Ptolemy's Theorem via a bit of Trig and similar triangles

Here’s a straightforward trigonometric proof of Ptolemy’s Theorem using scale factors and the Law of Cosines. First we start with a cyclic quadrilateral and assign it segment lengths:

1. $ \triangle{CDE} $ has edges of length x, y and z.
2. $ \triangle{BEA} \sim \triangle{CDE} $ so we give a scale factor k and then edges of length kx, ky, kz.
3. $ \triangle{BEC} \sim \triangle{AED} $ and from the given values the scale factor is x:y so we add the last side w and scale it appropriately to wy and wx.
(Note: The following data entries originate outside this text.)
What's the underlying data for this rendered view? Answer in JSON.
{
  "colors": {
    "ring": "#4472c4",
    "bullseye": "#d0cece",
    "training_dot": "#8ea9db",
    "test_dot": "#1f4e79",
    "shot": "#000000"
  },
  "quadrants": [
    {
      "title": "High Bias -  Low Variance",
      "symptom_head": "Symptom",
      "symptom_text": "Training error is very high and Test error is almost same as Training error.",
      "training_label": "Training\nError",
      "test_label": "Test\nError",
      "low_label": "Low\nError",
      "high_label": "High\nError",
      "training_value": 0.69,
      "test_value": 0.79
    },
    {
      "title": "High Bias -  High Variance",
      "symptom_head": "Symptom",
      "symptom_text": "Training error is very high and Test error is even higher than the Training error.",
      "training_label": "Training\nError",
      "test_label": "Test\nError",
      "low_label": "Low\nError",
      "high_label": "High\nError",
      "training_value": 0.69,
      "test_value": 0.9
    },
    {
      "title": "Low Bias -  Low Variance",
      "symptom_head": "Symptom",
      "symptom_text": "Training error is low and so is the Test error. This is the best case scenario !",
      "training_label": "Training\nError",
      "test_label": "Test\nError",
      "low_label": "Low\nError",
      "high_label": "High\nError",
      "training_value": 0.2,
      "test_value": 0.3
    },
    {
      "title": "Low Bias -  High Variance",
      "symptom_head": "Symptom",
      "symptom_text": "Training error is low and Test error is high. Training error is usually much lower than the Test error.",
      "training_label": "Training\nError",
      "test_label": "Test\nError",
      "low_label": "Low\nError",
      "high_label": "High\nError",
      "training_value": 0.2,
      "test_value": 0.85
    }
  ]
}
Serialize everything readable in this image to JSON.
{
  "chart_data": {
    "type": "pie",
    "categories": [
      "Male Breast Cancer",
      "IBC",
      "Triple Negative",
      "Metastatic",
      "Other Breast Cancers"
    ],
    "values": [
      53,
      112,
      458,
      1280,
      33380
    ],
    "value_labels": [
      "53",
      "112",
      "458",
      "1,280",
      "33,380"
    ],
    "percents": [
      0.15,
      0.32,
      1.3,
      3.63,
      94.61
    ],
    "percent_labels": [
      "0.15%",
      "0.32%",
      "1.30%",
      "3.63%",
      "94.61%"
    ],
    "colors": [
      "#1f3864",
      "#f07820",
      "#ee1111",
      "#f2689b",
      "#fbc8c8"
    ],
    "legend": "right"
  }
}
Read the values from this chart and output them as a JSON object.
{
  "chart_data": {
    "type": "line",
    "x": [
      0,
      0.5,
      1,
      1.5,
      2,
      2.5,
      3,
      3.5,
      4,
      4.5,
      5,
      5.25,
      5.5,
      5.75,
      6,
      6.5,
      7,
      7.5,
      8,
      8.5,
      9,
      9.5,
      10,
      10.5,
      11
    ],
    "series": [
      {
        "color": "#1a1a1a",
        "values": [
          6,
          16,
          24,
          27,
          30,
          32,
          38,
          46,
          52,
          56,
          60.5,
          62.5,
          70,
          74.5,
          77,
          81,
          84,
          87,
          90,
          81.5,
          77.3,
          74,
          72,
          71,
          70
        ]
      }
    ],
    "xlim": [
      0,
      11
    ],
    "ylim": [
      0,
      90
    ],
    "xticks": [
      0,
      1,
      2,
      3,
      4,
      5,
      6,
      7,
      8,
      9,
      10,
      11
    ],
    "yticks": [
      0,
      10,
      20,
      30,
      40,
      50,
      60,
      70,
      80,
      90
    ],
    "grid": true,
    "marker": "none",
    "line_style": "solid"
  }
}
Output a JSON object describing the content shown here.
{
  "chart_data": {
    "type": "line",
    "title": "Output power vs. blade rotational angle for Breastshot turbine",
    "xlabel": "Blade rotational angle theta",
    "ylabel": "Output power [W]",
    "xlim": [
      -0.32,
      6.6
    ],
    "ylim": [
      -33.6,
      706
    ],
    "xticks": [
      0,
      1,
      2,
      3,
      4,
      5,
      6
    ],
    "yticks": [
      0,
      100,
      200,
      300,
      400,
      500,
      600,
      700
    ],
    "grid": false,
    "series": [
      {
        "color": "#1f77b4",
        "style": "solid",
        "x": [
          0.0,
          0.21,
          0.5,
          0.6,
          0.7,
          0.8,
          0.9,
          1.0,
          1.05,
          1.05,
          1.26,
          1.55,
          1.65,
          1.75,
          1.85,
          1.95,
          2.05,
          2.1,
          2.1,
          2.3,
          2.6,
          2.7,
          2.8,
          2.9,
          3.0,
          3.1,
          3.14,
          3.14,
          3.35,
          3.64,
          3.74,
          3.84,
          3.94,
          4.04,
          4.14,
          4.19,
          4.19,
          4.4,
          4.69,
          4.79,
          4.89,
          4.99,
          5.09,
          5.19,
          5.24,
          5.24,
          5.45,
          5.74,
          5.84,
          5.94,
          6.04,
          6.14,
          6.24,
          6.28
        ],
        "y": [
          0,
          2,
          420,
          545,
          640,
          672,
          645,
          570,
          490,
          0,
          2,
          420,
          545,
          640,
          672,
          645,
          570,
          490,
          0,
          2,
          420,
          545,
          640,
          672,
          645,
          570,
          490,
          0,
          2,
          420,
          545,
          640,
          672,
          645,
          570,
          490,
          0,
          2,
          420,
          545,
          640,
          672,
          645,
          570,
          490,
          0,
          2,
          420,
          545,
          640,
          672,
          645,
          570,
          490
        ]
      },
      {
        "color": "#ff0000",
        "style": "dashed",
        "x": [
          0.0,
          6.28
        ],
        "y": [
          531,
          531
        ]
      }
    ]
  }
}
Next we compute $ AD \cdot BC + CD \cdot AB = w^2xy + kz^2 $ And then we apply the Law of Cosines twice on the central point E

• $ w^2 = k^2 + 1 - 2k\cos{(\pi - \theta)} = k^2 + 1 + 2k\cos{\theta} $
• $ z^2 = x^2 + y^2 - 2xy\cos{\theta} $

(Note for the second one I scaled everything down.) Finally we substitute these expression into the original one which leads to a happy cancellation and we get:

\(AD \cdot BC + CD \cdot AB = (k^2 + 1 + 2k\cos{\theta}) \cdot xy + k \cdot (x^2 + y^2 - 2xy\cos{\theta})\)\(AD \cdot BC + CD \cdot AB = k^2xy + xy + kx^2 + ky^2\)\(AD \cdot BC + CD \cdot AB = (ky + x)\cdot(kx + y)\)\(AD \cdot BC + CD \cdot AB = AC \cdot BD\)